Here's sample code that returns a unique File Index.

ApproachA() is what I came up with after a bit of research. ApproachB() is thanks to information in the links provided by Mattias and Rubens. Given a specific file, both approaches return the same file index (during my basic testing).

Some caveats from MSDN:

Support for file IDs is file system-specific. File IDs are not guaranteed to be unique over time, because file systems are free to reuse them. In some cases, the file ID for a file can change over time.

In the FAT file system, the file ID is generated from the first cluster of the containing directory and the byte offset within the directory of the entry for the file. Some defragmentation products change this byte offset. (Windows in-box defragmentation does not.) Thus, a FAT file ID can change over time. Renaming a file in the FAT file system can also change the file ID, but only if the new file name is longer than the old one.

In the NTFS file system, a file keeps the same file ID until it is deleted. You can replace one file with another file without changing the file ID by using the ReplaceFile function. However, the file ID of the replacement file, not the replaced file, is retained as the file ID of the resulting file.

The first bolded comment above worries me. It's not clear if this statement applies to FAT only, it seems to contradict the second bolded text. I guess further testing is the only way to be sure.
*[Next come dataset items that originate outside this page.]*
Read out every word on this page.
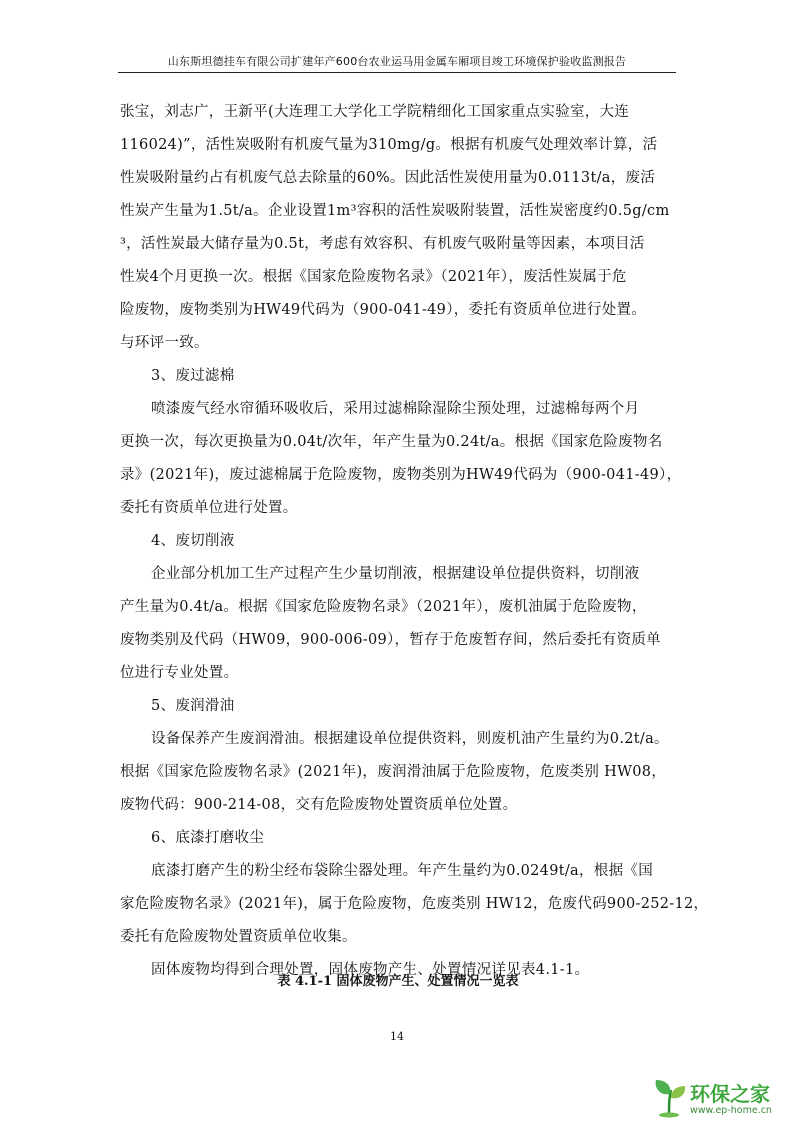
山东斯坦德挂车有限公司扩建年产600台农业运马用金属车厢项目竣工环境保护验收监测报告
张宝，刘志广，王新平(大连理工大学化工学院精细化工国家重点实验室，大连
116024)”，活性炭吸附有机废气量为310mg/g。根据有机废气处理效率计算，活
性炭吸附量约占有机废气总去除量的60%。因此活性炭使用量为0.0113t/a，废活
性炭产生量为1.5t/a。企业设置1m³容积的活性炭吸附装置，活性炭密度约0.5g/cm
³，活性炭最大储存量为0.5t，考虑有效容积、有机废气吸附量等因素，本项目活
性炭4个月更换一次。根据《国家危险废物名录》（2021年），废活性炭属于危
险废物，废物类别为HW49代码为（900-041-49），委托有资质单位进行处置。
与环评一致。
3、废过滤棉
喷漆废气经水帘循环吸收后，采用过滤棉除湿除尘预处理，过滤棉每两个月
更换一次，每次更换量为0.04t/次年，年产生量为0.24t/a。根据《国家危险废物名
录》(2021年)，废过滤棉属于危险废物，废物类别为HW49代码为（900-041-49），
委托有资质单位进行处置。
4、废切削液
企业部分机加工生产过程产生少量切削液，根据建设单位提供资料，切削液
产生量为0.4t/a。根据《国家危险废物名录》（2021年），废机油属于危险废物，
废物类别及代码（HW09，900-006-09），暂存于危废暂存间，然后委托有资质单
位进行专业处置。
5、废润滑油
设备保养产生废润滑油。根据建设单位提供资料，则废机油产生量约为0.2t/a。
根据《国家危险废物名录》(2021年)，废润滑油属于危险废物，危废类别 HW08，
废物代码：900-214-08，交有危险废物处置资质单位处置。
6、底漆打磨收尘
底漆打磨产生的粉尘经布袋除尘器处理。年产生量约为0.0249t/a，根据《国
家危险废物名录》(2021年)，属于危险废物，危废类别 HW12，危废代码900-252-12，
委托有危险废物处置资质单位收集。
固体废物均得到合理处置，固体废物产生、处置情况详见表4.1-1。
表 4.1-1 固体废物产生、处置情况一览表
14
环保之家
www.ep-home.cn
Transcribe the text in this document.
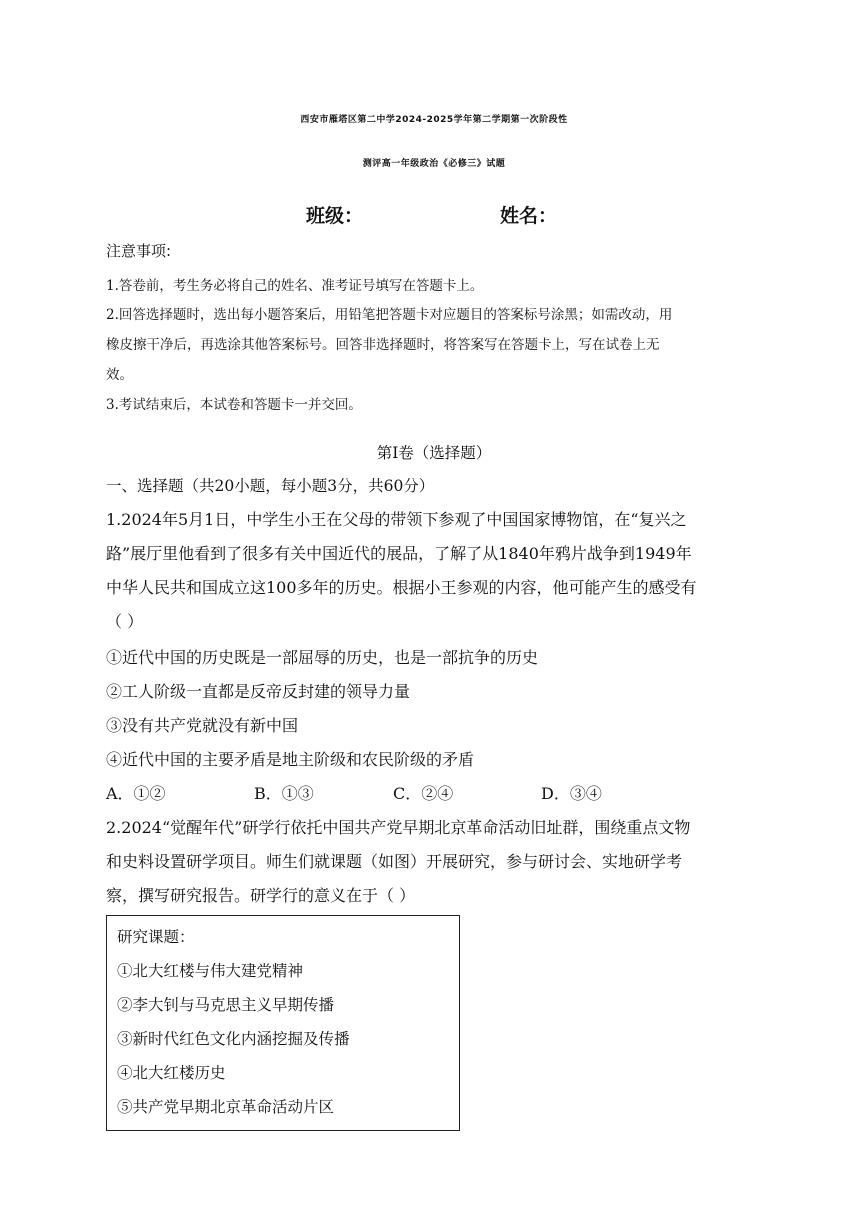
西安市雁塔区第二中学2024-2025学年第二学期第一次阶段性
测评高一年级政治《必修三》试题
班级：	姓名：
注意事项:
1.答卷前，考生务必将自己的姓名、准考证号填写在答题卡上。
2.回答选择题时，选出每小题答案后，用铅笔把答题卡对应题目的答案标号涂黑；如需改动，用
橡皮擦干净后，再选涂其他答案标号。回答非选择题时，将答案写在答题卡上，写在试卷上无
效。
3.考试结束后，本试卷和答题卡一并交回。
第Ⅰ卷（选择题）
一、选择题（共20小题，每小题3分，共60分）
1.2024年5月1日，中学生小王在父母的带领下参观了中国国家博物馆，在“复兴之
路”展厅里他看到了很多有关中国近代的展品，了解了从1840年鸦片战争到1949年
中华人民共和国成立这100多年的历史。根据小王参观的内容，他可能产生的感受有
（ ）
①近代中国的历史既是一部屈辱的历史，也是一部抗争的历史
②工人阶级一直都是反帝反封建的领导力量
③没有共产党就没有新中国
④近代中国的主要矛盾是地主阶级和农民阶级的矛盾
A．①②	B．①③	C．②④	D．③④
2.2024“觉醒年代”研学行依托中国共产党早期北京革命活动旧址群，围绕重点文物
和史料设置研学项目。师生们就课题（如图）开展研究，参与研讨会、实地研学考
察，撰写研究报告。研学行的意义在于（ ）
研究课题：
①北大红楼与伟大建党精神
②李大钊与马克思主义早期传播
③新时代红色文化内涵挖掘及传播
④北大红楼历史
⑤共产党早期北京革命活动片区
[Update: in my testing the file index/id changes when a file is moved from one internal NTFS hard drive to another internal NTFS hard drive.]

    public class WinAPI
    {
        [DllImport("ntdll.dll", SetLastError = true)]
        public static extern IntPtr NtQueryInformationFile(IntPtr fileHandle, ref IO_STATUS_BLOCK IoStatusBlock, IntPtr pInfoBlock, uint length, FILE_INFORMATION_CLASS fileInformation);

        public struct IO_STATUS_BLOCK
        {
            uint status;
            ulong information;
        }
        public struct _FILE_INTERNAL_INFORMATION {
          public ulong  IndexNumber;
        } 

        // Abbreviated, there are more values than shown
        public enum FILE_INFORMATION_CLASS
        {
            FileDirectoryInformation = 1,     // 1
            FileFullDirectoryInformation,     // 2
            FileBothDirectoryInformation,     // 3
            FileBasicInformation,         // 4
            FileStandardInformation,      // 5
            FileInternalInformation      // 6
        }

        [DllImport("kernel32.dll", SetLastError = true)]
        public static extern bool GetFileInformationByHandle(IntPtr hFile,out BY_HANDLE_FILE_INFORMATION lpFileInformation);

        public struct BY_HANDLE_FILE_INFORMATION
        {
            public uint FileAttributes;
            public FILETIME CreationTime;
            public FILETIME LastAccessTime;
            public FILETIME LastWriteTime;
            public uint VolumeSerialNumber;
            public uint FileSizeHigh;
            public uint FileSizeLow;
            public uint NumberOfLinks;
            public uint FileIndexHigh;
            public uint FileIndexLow;
        }
  }

  public class Test
  {
       public ulong ApproachA()
       {
                WinAPI.IO_STATUS_BLOCK iostatus=new WinAPI.IO_STATUS_BLOCK();

                WinAPI._FILE_INTERNAL_INFORMATION objectIDInfo = new WinAPI._FILE_INTERNAL_INFORMATION();

                int structSize = Marshal.SizeOf(objectIDInfo);

                FileInfo fi=new FileInfo(@"C:\Temp\testfile.txt");
                FileStream fs=fi.Open(FileMode.Open,FileAccess.Read,FileShare.ReadWrite);

                IntPtr res=WinAPI.NtQueryInformationFile(fs.Handle, ref iostatus, memPtr, (uint)structSize, WinAPI.FILE_INFORMATION_CLASS.FileInternalInformation);

                objectIDInfo = (WinAPI._FILE_INTERNAL_INFORMATION)Marshal.PtrToStructure(memPtr, typeof(WinAPI._FILE_INTERNAL_INFORMATION));

                fs.Close();

                Marshal.FreeHGlobal(memPtr);   

                return objectIDInfo.IndexNumber;

       }

       public ulong ApproachB()
       {
               WinAPI.BY_HANDLE_FILE_INFORMATION objectFileInfo=new WinAPI.BY_HANDLE_FILE_INFORMATION();

                FileInfo fi=new FileInfo(@"C:\Temp\testfile.txt");
                FileStream fs=fi.Open(FileMode.Open,FileAccess.Read,FileShare.ReadWrite);

                WinAPI.GetFileInformationByHandle(fs.Handle, out objectFileInfo);

                fs.Close();

                ulong fileIndex = ((ulong)objectFileInfo.FileIndexHigh << 32) + (ulong)objectFileInfo.FileIndexLow;

                return fileIndex;   
       }
  }
Ash
A: 

what is memPtr in this code?

Ashwin Upadhyay